The narratives of such violence and violation include treatments offered for converting homosexuals to heterosexuals, the humiliation of transgender people within the institution, and emergency surgeries of intersex infants who, due to the collusion between surgeons and parents, face the scalpel to convert into an ‘acceptable’ gender.
Further, everyday struggles of LGBT persons, like suicidality and depression, are dealt with less sensitively owing to the pathologisation of their identities. The most critical challenge here is the need to change the mindsets of doctors who are still insistently focused on changing their patients’ sexual orientation or still exhibit prejudice when dealing with their transgender patients.

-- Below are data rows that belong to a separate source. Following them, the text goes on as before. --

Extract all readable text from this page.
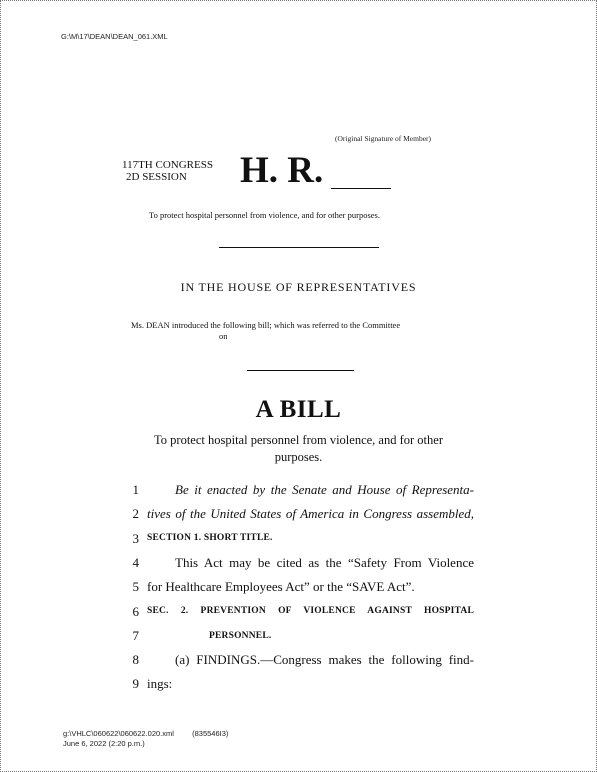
G:\M\17\DEAN\DEAN_061.XML
(Original Signature of Member)
117TH CONGRESS
2D SESSION	H. R.
To protect hospital personnel from violence, and for other purposes.
IN THE HOUSE OF REPRESENTATIVES
Ms. DEAN introduced the following bill; which was referred to the Committee
on
A BILL
To protect hospital personnel from violence, and for other
purposes.
1	Be it enacted by the Senate and House of Representa-
2 tives of the United States of America in Congress assembled,
3 SECTION 1. SHORT TITLE.
4	This Act may be cited as the “Safety From Violence
5 for Healthcare Employees Act” or the “SAVE Act”.
6 SEC. 2. PREVENTION OF VIOLENCE AGAINST HOSPITAL
7	PERSONNEL.
8	(a) FINDINGS.—Congress makes the following find-
9 ings:
g:\VHLC\060622\060622.020.xml (835546I3)
June 6, 2022 (2:20 p.m.)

As a starting point for change, this anthology brings together writing by medical professionals and queer activists, which is beginning to question heteronormativity within the field of medicine.
The essays in this volume begin by outlining the frameworks on which the mental health and other medical sectors have posited homosexual desire and transgender or intersex identities. They then argue that sexual orientation and gender identity are not to be seen as pathologies and suggest forms of engagement that are more affirmative of LGBT identities. Finally, they look at the interface between law, medicine and human rights as a starting point for a change in the perception of LGBT persons. Aiming to incubate serious and sustained work on the centrality of the medical establishment to queer lives, this anthology will be of particular interest to medical practitioners, queer activists, members of the LGBT community, and all readers who believe that every individual should receive medical attention that is shorn of prejudice of any kind.
ISBN: 978-9380403144
Arvind is a visiting faculty at the School of Policy and Governance. He has been involved with research, writing and practice related to law and social concerns. He has a bachelor’s in law from the National Law School of India University(NLSIU), followed by a master’s at the University of Warwick on a Chevening scholarship. He is currently in the process of doing his PHD on ‘Mapping the elements of an Ambedkarite jurisprudence’ at the NLSIU.
He is the author of co-editor of Law Like Love: Queer perspectives on Law, as well as the co-author of Breathing Life into the Constitution. He was also a part of the team of lawyers challenging Section 377 of the IPC right from the High Court in 2009 to the Supreme Court in 2018.
Arvind is the Founding Member of The Alternative Law Forum, Bangalore.
Vinay Chandran is a counsellor and Executive Director of Swabhava Trust, Bangalore, a non-governmental organisation working with issues related to gay, lesbian, bisexual, transgender and similar (LGBT) populations. He set up the Bangalore-based telephone helpline called Sahaya in 2000 and has worked on linking support services with LGBT communities. His areas of research and interest include sexuality, sexual health, counselling, gender, masculinities and ethics. He is also a trainer on all these issues. He has worked with various state AIDS prevention organisations to train diverse groups on working with sexuality, sexual health, counselling and HIV.